Un exemple très éloquent et foncièrement effrayant (en tout cas interpelant) en est donné par le court-métrage “La meilleure option” du Belge Serge Goriely, ingénieur en gestion, docteur en philosophie et lettres et spécialiste des arts du spectacle. Un court-métrage qui a été projeté lors de cet atelier du Parlement européen.
Une candidate à un emploi se voit proposer une implantation d’un dispositif qui lui permettra, en théorie, d’accroître ses capacités et compétences pour les tâches qui lui seront confiées. Le dispositif implanté, en lui dictant les comportements à adopter (sur base d’une IA compagnon de tous les instants, modifie évidemment ses comportements, sa personnalité. Jusqu’à ce que son “vrai” compagnon, celui en chair et en os qui partage sa vie, ne la reconnaisse et ne la comprenne plus. Jusqu’au clash. Une confrontation où une incompréhension totale surgit entre le petit ami et la jeune femme “augmentée” par ses conseils IA implantés. L’IA lui “conseille” de frapper avant qu’elle ne soit – soi disant – agressée par son ami. La jeune femme, à divers moments, veut se libérer de cette emprise de l’IA, en extrayant de force ses implants IA mais la résistance de l’IA pose, là aussi, un sérieux cas de “conscience”.
Selon le scénario de ce court-métrage, l’IA “dysfonctionne”, tombe dans les “misbehavings”, interprétant mal la situation relationnelle entre les deux humains et, pire, pousse la jeune femme implantée au “misbehaving” puisqu’elle devient agresseur d’une personne qui n’avait aucune réelle intention de nuire…
Creepy…
Comment redresser l’image
Comment faire en sorte que l’IA se bâtisse selon des principes qui soient en accord avec nos valeurs et nos attentes?
Comment, par ailleurs, faire en sorte que la perception qu’en ait “Monsieur/Madame Tout le Monde” soit correcte et “éclairée”?
Plusieurs propositions ont été mises sur la table. Il y a cette nécessité qu’évoquait Mieke De Ketelaere d’une multidisciplinarité pour la conception et l’encadrèrent de l’IA. Plusieurs autres intervenants ajoutaient leurs voix à ce message. Il faut en effet, selon eux, faire dialoguer, se parler et co-construire le monde de la science, de la technologie, du légal, des sciences sociales, de l’éthique, des arts…
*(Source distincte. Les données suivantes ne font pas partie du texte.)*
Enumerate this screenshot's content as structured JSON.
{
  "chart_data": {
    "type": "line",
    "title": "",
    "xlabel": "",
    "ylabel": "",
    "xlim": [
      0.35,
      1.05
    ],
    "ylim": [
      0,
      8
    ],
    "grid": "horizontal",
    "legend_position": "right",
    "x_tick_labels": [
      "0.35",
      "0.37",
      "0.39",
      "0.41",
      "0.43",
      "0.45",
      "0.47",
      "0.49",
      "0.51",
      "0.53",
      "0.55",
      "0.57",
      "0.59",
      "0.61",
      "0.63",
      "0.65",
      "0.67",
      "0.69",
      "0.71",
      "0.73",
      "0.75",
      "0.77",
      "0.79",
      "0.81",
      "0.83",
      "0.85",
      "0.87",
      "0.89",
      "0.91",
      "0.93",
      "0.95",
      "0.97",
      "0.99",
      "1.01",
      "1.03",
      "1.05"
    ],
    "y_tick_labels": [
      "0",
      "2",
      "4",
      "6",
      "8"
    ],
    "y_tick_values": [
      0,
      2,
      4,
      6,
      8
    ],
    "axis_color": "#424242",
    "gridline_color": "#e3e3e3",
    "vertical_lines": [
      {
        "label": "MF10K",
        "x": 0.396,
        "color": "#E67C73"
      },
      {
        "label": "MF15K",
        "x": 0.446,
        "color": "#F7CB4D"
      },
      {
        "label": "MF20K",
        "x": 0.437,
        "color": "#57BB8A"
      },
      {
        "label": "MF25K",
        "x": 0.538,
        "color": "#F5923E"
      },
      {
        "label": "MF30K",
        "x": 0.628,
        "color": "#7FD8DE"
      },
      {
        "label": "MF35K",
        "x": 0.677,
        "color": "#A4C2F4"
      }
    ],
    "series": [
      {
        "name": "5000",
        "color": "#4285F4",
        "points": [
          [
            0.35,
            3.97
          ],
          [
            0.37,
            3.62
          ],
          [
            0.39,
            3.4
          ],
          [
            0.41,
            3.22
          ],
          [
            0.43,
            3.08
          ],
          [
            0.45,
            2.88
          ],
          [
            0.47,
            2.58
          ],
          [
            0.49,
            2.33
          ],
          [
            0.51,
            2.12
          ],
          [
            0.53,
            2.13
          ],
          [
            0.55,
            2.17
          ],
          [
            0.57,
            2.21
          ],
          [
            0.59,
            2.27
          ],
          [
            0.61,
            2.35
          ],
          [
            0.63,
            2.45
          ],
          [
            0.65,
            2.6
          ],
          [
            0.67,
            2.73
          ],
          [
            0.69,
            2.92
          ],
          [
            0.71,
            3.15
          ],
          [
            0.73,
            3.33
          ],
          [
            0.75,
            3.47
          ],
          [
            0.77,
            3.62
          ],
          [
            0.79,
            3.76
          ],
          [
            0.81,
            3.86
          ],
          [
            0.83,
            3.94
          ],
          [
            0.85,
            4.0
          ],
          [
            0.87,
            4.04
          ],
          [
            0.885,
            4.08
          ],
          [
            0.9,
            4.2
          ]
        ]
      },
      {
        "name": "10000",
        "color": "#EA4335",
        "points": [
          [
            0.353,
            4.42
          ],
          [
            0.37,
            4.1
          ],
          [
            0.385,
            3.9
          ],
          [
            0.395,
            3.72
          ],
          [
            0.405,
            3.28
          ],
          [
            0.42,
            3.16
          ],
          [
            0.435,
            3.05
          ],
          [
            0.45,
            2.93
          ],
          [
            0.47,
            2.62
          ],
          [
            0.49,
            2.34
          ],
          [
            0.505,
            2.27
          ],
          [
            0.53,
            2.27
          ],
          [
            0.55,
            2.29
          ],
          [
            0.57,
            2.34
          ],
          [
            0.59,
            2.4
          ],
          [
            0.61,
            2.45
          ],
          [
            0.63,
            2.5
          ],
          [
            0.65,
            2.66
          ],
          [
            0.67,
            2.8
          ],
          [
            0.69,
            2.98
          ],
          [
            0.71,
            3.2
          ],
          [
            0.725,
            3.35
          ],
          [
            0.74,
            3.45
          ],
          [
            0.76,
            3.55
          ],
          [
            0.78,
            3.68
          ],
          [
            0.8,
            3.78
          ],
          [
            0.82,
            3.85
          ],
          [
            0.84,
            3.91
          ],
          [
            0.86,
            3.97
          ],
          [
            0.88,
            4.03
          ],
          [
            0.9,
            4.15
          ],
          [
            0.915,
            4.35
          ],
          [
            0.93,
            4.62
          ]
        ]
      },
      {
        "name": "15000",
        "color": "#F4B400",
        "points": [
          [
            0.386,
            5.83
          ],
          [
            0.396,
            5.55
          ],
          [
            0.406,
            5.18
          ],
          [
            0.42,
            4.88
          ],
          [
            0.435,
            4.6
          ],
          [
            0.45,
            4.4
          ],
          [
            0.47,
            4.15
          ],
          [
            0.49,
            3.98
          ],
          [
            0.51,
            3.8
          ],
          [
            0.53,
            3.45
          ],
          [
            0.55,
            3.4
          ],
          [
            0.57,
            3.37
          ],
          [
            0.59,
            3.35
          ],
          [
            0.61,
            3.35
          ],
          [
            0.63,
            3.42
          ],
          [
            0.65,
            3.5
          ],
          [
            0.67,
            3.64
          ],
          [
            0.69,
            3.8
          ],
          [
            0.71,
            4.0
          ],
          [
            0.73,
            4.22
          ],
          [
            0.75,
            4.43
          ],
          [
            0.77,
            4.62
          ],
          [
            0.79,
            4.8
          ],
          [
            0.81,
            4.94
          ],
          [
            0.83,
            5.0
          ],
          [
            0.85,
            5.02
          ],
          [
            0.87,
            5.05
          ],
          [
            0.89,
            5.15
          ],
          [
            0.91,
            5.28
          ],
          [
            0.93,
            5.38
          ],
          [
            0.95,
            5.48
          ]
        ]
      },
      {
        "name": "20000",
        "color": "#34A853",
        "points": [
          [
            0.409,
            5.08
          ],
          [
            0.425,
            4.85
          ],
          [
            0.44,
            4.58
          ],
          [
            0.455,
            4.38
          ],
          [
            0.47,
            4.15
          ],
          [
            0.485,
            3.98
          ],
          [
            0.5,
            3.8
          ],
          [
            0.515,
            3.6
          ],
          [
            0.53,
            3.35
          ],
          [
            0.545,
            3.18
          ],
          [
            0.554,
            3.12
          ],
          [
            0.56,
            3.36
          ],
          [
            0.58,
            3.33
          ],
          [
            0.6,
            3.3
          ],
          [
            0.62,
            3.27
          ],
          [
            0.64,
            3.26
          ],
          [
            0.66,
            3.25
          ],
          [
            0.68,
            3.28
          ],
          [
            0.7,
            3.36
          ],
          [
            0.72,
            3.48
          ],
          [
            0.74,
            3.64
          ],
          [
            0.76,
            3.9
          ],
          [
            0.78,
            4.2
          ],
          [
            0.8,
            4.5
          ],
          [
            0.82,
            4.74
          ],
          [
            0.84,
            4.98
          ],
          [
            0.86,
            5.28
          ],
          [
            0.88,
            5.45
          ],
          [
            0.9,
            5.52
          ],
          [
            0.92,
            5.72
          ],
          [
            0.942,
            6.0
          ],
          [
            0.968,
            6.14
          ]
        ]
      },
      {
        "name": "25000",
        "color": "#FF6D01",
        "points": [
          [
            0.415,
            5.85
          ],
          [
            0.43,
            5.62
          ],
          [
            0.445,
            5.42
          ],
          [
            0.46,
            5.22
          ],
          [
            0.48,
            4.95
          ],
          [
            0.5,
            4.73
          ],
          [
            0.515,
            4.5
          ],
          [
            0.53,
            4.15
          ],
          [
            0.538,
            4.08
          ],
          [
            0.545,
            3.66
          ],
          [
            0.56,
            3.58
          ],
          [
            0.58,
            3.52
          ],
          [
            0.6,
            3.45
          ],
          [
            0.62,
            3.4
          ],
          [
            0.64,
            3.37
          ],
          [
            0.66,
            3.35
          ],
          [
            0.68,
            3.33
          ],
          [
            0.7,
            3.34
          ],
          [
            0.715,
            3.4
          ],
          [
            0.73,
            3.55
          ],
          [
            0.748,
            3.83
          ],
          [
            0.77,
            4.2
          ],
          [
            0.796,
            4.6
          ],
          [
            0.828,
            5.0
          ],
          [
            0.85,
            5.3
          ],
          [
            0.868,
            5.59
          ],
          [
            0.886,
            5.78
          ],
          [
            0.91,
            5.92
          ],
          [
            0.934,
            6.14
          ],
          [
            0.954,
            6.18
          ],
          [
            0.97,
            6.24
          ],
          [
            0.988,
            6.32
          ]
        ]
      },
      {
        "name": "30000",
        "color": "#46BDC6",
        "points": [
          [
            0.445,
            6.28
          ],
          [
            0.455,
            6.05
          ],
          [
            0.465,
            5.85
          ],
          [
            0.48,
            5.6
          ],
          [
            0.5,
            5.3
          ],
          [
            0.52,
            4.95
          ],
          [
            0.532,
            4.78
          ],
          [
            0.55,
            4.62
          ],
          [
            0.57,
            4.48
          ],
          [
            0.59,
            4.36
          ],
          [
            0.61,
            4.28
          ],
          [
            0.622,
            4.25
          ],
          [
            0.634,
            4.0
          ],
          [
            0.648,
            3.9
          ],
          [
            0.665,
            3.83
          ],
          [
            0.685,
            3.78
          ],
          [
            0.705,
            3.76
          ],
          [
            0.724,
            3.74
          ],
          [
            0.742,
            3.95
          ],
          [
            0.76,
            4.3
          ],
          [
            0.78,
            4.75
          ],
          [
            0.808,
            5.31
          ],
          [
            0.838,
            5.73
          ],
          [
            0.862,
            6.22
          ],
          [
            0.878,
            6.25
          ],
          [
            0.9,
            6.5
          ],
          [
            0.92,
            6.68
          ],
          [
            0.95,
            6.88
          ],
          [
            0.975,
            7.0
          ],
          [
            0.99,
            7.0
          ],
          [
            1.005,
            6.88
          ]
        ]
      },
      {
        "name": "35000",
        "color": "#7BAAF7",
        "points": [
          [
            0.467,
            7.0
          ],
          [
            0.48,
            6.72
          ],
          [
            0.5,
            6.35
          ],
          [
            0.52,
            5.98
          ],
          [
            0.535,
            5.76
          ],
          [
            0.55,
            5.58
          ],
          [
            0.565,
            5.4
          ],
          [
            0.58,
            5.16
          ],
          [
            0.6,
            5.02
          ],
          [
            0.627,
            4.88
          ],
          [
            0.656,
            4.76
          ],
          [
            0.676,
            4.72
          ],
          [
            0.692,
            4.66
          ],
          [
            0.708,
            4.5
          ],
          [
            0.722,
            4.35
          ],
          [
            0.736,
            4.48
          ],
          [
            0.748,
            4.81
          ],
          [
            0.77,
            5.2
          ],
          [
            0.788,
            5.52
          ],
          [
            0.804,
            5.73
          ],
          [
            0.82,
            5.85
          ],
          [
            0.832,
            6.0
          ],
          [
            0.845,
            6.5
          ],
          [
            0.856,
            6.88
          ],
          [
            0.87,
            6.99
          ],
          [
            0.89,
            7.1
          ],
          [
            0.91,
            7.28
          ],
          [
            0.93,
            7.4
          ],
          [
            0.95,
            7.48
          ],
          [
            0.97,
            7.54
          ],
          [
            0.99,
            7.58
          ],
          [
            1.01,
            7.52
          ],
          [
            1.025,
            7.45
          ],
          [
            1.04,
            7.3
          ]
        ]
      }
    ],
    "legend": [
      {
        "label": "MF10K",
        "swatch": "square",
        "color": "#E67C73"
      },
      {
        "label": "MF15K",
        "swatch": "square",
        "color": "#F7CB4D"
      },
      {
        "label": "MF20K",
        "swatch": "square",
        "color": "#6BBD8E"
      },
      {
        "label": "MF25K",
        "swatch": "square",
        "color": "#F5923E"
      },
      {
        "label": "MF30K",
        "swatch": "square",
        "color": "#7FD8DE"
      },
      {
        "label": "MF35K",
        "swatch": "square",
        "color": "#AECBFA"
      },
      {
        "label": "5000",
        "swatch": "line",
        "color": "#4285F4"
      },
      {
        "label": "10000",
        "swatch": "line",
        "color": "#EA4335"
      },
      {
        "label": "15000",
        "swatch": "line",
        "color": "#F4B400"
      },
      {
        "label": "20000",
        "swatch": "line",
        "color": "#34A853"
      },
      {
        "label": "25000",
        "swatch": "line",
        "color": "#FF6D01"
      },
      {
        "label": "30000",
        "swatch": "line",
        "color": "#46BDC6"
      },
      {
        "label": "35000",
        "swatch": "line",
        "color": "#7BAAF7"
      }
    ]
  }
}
Plusieurs artistes, dans diverses disciplines, ont notamment pris la parole lors de cet atelier-débat au Parlement européen. Parmi leurs messages, la conviction que les artistes sont particulièrement bien placés, grâce au foisonnement de leur imagination et de leur perception du monde, pour expliquer plus clairement au grand public pourquoi et comment l’IA, en réalité, diffère de l’homo sapiens. Pour lutter, entre autres, contre les tendances à l’anthropomorphisme qui brouille les perceptions.